The family moved around, visiting different places and experiencing the myriad cultures of Egypt, Jordan, Greece and Macedonia. “Though we had a solid structure of discipline and routine, I was given freedom in whatever sporting endeavour I pursued. I was not just encouraged, but it was insisted upon and I loved it all, from football to swimming. “Because of this, I had a comparatively smooth journey on the show,” he recalls. “I believe every child should work really hard in sports in the early years; the fundamentals of teamwork, dealing with ups and downs, the value of fitness, and more.”
Niraj is a familiar face to reality television, having won the Suniel Shetty-hosted India’s Asli Champion in 2017, and he has leveraged this on The Apprentice.
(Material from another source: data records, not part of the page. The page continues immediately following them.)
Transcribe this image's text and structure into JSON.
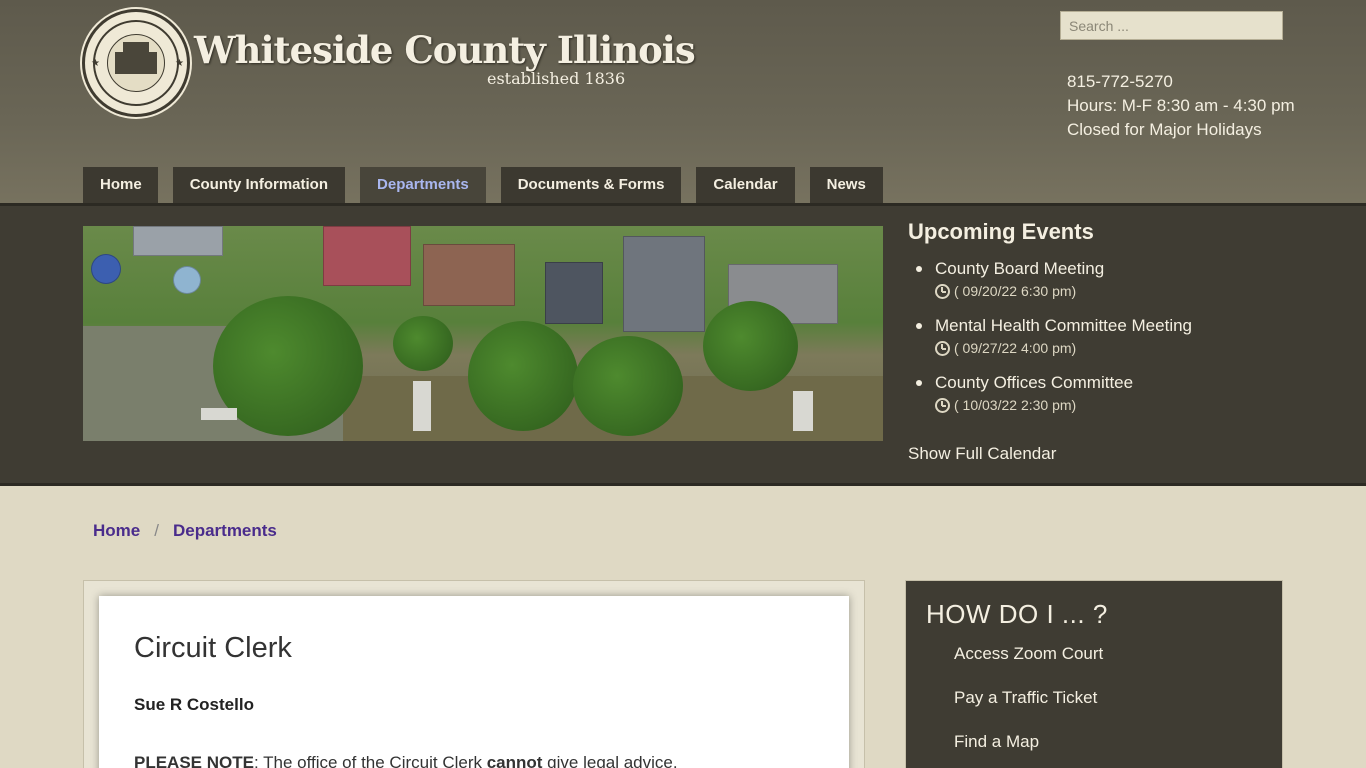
{
  "header": {
    "title": "Whiteside County Illinois",
    "subtitle": "established 1836",
    "seal_text": "Whiteside County Illinois 1836",
    "search_placeholder": "Search ...",
    "phone": "815-772-5270",
    "hours": "Hours: M-F 8:30 am - 4:30 pm",
    "closed": "Closed for Major Holidays"
  },
  "nav": {
    "items": [
      "Home",
      "County Information",
      "Departments",
      "Documents & Forms",
      "Calendar",
      "News"
    ],
    "active": "Departments"
  },
  "events": {
    "heading": "Upcoming Events",
    "items": [
      {
        "title": "County Board Meeting",
        "date": "( 09/20/22 6:30 pm)"
      },
      {
        "title": "Mental Health Committee Meeting",
        "date": "( 09/27/22 4:00 pm)"
      },
      {
        "title": "County Offices Committee",
        "date": "( 10/03/22 2:30 pm)"
      }
    ],
    "show_full": "Show Full Calendar"
  },
  "breadcrumb": {
    "items": [
      "Home",
      "Departments"
    ],
    "separator": "/"
  },
  "main": {
    "title": "Circuit Clerk",
    "person": "Sue R Costello",
    "note_label": "PLEASE NOTE",
    "note_text_1": ": The office of the Circuit Clerk ",
    "note_emphasis": "cannot",
    "note_text_2": " give legal advice."
  },
  "sidebar": {
    "heading": "HOW DO I ... ?",
    "links": [
      "Access Zoom Court",
      "Pay a Traffic Ticket",
      "Find a Map"
    ]
  }
}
This show was filmed during the pandemic under strict protocols. There was not much room for networking or exploring Singapore, says Niraj. “The sessions and prep were so intense and consuming [rightfully so] that time flew by for the series production and there was not much down time. The priority was safety for everyone.”
Value of vulnerability
What about his wind-down time from the mentally and physically-draining sessions? He trained himself like a soldier to take on these tasks to the point that his ultimate recoup was sleep.
Niraj admits that The Apprentice ONE Championship was also left him vulnerable given how one’s failure and success are exposed to the world.
“I have had so many humbling moments. It looks glamorous on the surface but, at 26, I have had around four years of experience, and there are people who have had six or 25 years. The competition, though, is deliberately structured to expose everyone’s weaknesses while exhausting them in every way. And then it urges you, ‘now, think!’ There is also the added stress of post-COVID real world because of so much uncertainty and not a lot of control.”
The Apprentice ONE Championship airs every Saturday at 10.30 pm on Republic TV.